In the meantime, however, the Commission received a report from one of its statisticians suggesting that the Department of Justice might not agree that the new proposed plan contained 10 ability-to-elect districts. It was difficult to know for certain because the Justice Department did not tell States how many ability-to-elect districts it believed were present in a benchmark plan, and neither did it typically explain precisely and specifically how it would calculate the number that exist in a newly submitted plan. See
76 Fed.Reg. 7470–7471 (2011). At the same time, the ability-to-elect analysis was complex, involving more than simply adding up census figures. The Department of Justice instead conducted a “functional analysis of the electoral behavior within the particular ... election district,”
id., at 7471, and so might, for example, count as ability-to-elect districts “crossover” districts in which white voters combine their votes with minorities, see
Bartlett v. Strickland, 556 U.S. 1, 13–14, 129 S.Ct. 1231, 173 L.Ed.2d 173 (2009). Its calculations might take into account group voting patterns, electoral participation, election history, and voter turnout. See
76 Fed.Reg., 7471. The upshot was not random decision-making but the process did create an inevitable degree of uncertainty. And that uncertainty could lead a redistricting commission, as it led Arizona's, to make serious efforts to make certain that the districts it believed were ability-to-elect districts did in fact meet the criteria that the Department might reasonably apply. Cf.
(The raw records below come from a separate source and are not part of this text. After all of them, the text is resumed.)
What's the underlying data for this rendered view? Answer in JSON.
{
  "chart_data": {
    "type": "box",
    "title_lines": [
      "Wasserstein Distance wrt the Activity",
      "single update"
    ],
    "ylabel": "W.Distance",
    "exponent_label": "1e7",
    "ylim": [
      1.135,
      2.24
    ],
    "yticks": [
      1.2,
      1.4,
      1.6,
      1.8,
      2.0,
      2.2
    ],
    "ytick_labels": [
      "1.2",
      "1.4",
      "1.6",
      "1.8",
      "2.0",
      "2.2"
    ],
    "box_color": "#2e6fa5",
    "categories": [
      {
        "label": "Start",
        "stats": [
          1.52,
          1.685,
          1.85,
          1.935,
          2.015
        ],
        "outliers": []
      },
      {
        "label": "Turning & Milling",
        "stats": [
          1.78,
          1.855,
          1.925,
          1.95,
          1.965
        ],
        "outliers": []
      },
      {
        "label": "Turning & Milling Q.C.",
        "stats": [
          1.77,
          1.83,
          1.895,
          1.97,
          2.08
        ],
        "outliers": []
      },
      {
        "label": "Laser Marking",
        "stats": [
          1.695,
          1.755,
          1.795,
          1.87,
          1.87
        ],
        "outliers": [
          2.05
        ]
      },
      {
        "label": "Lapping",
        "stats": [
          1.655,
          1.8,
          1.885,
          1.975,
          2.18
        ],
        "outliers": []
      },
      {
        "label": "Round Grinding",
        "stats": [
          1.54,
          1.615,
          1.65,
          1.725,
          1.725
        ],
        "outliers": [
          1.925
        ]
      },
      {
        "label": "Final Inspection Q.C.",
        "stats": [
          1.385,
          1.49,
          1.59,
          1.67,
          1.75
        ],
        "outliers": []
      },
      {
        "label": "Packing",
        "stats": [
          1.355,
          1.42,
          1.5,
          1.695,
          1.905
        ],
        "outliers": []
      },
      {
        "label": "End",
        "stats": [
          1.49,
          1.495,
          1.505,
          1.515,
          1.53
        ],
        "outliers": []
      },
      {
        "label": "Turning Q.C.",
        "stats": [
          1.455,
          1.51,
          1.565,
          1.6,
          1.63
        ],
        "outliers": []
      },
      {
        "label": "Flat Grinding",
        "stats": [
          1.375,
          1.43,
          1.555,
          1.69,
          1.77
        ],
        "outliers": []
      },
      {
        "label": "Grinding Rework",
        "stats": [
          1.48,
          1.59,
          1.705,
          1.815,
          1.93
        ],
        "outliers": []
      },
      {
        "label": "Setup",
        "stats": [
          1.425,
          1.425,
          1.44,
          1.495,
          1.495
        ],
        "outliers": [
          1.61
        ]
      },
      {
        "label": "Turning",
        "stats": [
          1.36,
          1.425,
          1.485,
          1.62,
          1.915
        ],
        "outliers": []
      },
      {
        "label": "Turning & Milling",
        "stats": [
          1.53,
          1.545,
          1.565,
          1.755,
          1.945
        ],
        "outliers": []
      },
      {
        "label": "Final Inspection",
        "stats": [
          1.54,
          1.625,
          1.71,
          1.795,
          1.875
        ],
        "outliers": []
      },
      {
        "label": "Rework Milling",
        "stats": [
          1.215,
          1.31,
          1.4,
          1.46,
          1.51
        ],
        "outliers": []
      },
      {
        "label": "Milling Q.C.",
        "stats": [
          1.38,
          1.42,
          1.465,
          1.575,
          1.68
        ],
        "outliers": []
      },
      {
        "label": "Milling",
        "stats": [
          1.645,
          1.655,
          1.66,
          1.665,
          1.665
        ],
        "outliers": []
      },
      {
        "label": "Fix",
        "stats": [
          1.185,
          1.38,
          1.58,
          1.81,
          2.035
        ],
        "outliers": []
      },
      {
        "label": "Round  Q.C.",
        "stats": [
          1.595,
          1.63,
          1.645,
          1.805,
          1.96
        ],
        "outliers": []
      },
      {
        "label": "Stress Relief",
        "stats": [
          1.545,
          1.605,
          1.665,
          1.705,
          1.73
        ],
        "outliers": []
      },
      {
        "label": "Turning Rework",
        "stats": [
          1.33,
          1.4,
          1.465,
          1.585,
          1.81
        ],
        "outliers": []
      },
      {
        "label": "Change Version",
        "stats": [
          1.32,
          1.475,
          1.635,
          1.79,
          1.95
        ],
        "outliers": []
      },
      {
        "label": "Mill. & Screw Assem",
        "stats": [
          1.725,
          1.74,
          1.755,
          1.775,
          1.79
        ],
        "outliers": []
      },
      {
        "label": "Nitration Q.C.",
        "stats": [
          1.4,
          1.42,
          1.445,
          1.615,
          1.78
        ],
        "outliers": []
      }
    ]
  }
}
Alabama Legislative Black Caucus v. Alabama, 575 U.S. ––––, ––––, 135 S.Ct. 1257, 1273, 191 L.Ed.2d 314 (2015) (“The law cannot insist that a state legislature, when redistricting, determine
precisely what percent minority population § 5 demands [because] the standards of § 5 are complex.... [To do so would] lay a trap for an unwary legislature, condemning its redistricting plan as either ... unconstitutional racial gerrymandering [or] ... retrogressive under § 5”).